WebGPU Bench

← Back to Dashboard

How Benchmarks Work

  1. build.sh compiles llama.cpp to WebAssembly with WebGPU support via Emscripten + emdawnwebgpu, producing two WASM variants: JSPI (Chrome) and Asyncify (Firefox, Safari).
  2. runner.js launches Playwright browsers and navigates to harness.html.
  3. harness.js detects JSPI support and loads the correct WASM variant.
  4. The GGUF model is downloaded from HuggingFace directly in the browser.
  5. Inference runs via WebGPU (or CPU fallback) using llama.cpp's C API with greedy sampling for deterministic output.
  6. Performance metrics are collected via llama_perf_context() and returned to Playwright.
  7. A fresh browser instance is launched for each variant to prevent WASM memory accumulation (OOM fix).

Metrics Glossary

MetricDescription
decode_tok_sToken generation speed (tokens/sec) — main performance metric
prefill_tok_sPrompt processing speed (tokens/sec)
t_eval_msTotal decode time in milliseconds
t_p_eval_msTotal prefill time in milliseconds
n_evalNumber of tokens generated
n_p_evalNumber of prompt tokens processed
buildTypejspi or asyncify — which WASM variant was used
webgpuAvailableWhether WebGPU was available in the browser
wallTimeMsTotal wall-clock time for the benchmark run

Error Categories

CategoryPatternTypical Cause
OOMout of memory, memory allocationModel too large for available WASM memory
WASM Abortwasm, abort, unreachableWASM execution error, often from unsupported operations
Timeouttimeout, timed outBenchmark exceeded time limit (model download or inference)
Download Faileddownload, fetch, 404, networkModel file not found or network error
Othereverything elseUncategorized errors

Consistency Measurement

The --consistency flag measures how faithfully the WebGPU backend reproduces the CPU computation for each quantization type.

How it works

For each variant, two runs are performed in the same browser:

  1. CPU baseline (n_gpu_layers=0): greedy-decodes 128 tokens and records the token ID sequence.

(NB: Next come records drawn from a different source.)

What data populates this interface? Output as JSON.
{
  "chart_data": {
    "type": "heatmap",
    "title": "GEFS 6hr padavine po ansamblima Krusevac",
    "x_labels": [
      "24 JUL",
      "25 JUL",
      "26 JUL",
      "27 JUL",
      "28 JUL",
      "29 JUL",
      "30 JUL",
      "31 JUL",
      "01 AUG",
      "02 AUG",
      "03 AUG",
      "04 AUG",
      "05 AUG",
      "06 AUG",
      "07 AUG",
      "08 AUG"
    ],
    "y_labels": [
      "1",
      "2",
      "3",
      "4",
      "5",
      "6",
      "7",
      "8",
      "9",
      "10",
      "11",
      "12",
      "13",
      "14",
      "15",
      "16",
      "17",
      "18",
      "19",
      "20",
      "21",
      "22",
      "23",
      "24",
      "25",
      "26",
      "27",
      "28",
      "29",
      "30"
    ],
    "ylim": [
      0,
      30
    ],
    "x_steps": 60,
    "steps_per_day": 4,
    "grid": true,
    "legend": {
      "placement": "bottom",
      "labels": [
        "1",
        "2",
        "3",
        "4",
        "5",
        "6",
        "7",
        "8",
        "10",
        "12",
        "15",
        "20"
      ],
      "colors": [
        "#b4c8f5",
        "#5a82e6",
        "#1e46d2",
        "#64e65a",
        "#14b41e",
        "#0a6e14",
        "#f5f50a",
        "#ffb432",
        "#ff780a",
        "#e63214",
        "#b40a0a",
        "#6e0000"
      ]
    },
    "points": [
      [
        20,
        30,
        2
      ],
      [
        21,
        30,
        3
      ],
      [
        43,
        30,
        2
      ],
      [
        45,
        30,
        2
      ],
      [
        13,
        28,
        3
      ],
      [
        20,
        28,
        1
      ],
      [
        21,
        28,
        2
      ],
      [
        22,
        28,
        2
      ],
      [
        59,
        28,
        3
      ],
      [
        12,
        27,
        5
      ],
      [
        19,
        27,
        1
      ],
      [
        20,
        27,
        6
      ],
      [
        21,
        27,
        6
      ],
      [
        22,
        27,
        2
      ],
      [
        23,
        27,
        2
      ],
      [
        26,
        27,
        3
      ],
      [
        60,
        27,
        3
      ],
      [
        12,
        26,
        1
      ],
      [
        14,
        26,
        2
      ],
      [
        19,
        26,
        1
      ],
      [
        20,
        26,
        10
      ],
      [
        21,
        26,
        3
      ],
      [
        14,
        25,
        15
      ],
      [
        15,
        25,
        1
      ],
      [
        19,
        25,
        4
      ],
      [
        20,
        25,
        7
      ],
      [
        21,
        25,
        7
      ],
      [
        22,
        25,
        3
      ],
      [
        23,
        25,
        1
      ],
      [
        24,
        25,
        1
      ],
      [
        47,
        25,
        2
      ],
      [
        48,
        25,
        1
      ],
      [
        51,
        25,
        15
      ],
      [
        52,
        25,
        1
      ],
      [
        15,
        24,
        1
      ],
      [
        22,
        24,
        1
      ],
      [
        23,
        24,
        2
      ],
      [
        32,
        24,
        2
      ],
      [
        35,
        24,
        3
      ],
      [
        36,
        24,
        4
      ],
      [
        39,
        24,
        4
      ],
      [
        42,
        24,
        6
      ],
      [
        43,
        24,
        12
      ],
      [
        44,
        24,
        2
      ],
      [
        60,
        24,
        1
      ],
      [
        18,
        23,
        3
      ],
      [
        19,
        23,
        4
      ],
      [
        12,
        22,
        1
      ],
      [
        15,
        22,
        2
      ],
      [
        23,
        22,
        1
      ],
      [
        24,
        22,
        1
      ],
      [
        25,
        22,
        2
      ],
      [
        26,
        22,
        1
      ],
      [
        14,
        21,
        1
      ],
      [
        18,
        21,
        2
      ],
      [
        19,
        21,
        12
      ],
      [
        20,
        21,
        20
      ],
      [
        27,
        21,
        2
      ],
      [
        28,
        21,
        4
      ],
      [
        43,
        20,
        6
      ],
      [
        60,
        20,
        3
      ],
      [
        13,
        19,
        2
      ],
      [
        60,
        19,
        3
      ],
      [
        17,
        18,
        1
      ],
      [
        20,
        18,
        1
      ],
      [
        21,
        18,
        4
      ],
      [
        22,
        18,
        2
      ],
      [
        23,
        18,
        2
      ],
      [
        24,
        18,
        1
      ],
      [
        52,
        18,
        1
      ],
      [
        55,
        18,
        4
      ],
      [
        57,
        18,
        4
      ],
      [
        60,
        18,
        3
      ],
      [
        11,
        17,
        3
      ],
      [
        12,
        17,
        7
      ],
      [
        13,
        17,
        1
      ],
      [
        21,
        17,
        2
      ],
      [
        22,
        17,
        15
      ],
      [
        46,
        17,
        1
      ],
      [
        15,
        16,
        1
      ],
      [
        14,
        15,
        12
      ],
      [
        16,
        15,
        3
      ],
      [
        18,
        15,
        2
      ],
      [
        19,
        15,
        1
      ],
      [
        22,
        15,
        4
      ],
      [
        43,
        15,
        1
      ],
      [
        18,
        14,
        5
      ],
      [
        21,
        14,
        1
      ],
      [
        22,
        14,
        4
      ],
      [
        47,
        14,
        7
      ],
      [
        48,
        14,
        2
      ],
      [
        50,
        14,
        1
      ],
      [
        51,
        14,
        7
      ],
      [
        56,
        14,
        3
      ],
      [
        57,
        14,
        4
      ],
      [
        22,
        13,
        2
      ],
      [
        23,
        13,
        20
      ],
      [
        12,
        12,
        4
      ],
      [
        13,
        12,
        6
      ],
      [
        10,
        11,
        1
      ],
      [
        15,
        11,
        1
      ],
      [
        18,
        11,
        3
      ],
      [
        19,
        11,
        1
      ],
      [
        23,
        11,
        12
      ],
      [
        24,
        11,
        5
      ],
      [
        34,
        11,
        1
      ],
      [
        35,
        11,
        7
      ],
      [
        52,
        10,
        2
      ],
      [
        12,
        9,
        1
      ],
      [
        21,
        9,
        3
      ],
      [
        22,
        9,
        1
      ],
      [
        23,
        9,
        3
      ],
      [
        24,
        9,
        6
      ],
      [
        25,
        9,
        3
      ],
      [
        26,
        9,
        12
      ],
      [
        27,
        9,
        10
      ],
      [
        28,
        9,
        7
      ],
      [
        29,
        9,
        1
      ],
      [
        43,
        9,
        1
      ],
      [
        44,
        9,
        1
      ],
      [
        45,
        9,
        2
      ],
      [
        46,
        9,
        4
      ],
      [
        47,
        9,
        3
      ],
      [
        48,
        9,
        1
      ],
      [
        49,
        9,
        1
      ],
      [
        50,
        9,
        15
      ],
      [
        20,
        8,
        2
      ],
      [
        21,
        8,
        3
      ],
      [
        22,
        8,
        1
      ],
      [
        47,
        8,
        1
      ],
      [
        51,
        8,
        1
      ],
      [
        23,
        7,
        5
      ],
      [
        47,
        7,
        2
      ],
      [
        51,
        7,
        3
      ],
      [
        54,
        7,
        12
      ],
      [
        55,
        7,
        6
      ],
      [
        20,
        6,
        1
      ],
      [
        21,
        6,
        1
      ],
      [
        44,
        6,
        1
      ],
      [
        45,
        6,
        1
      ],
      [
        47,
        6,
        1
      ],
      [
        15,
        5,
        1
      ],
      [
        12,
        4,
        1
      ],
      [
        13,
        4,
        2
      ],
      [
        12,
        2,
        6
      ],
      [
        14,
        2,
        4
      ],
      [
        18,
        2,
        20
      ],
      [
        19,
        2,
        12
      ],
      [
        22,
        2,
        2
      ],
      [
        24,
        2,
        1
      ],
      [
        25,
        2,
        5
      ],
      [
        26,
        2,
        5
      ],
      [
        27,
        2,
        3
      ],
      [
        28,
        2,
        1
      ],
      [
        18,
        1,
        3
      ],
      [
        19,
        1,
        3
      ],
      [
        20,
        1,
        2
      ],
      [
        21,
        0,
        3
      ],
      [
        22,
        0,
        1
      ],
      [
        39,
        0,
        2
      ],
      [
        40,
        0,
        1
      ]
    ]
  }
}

Cached to results/cpu_baselines.json.
  2. WebGPU run (n_gpu_layers=999): performs a forced-decoding pass — feeds the CPU's token sequence one token at a time and checks whether the WebGPU backend independently predicts the same top-1 token at each position.

Why forced decoding

Naively comparing generated text suffers from cascading divergence: a single token difference changes the KV cache context for all subsequent tokens. Forced decoding evaluates each position independently, giving a clean per-token accuracy signal.

Interpreting results

agreement_rateInterpretation
1.00Numerically identical to CPU — no precision issues
0.95–0.99A few tokens differ due to near-equal logits — expected for lower-precision quants
< 0.90Systematic precision issues — GPU kernel may need investigation
0.00First token wrong — quantization kernel likely broken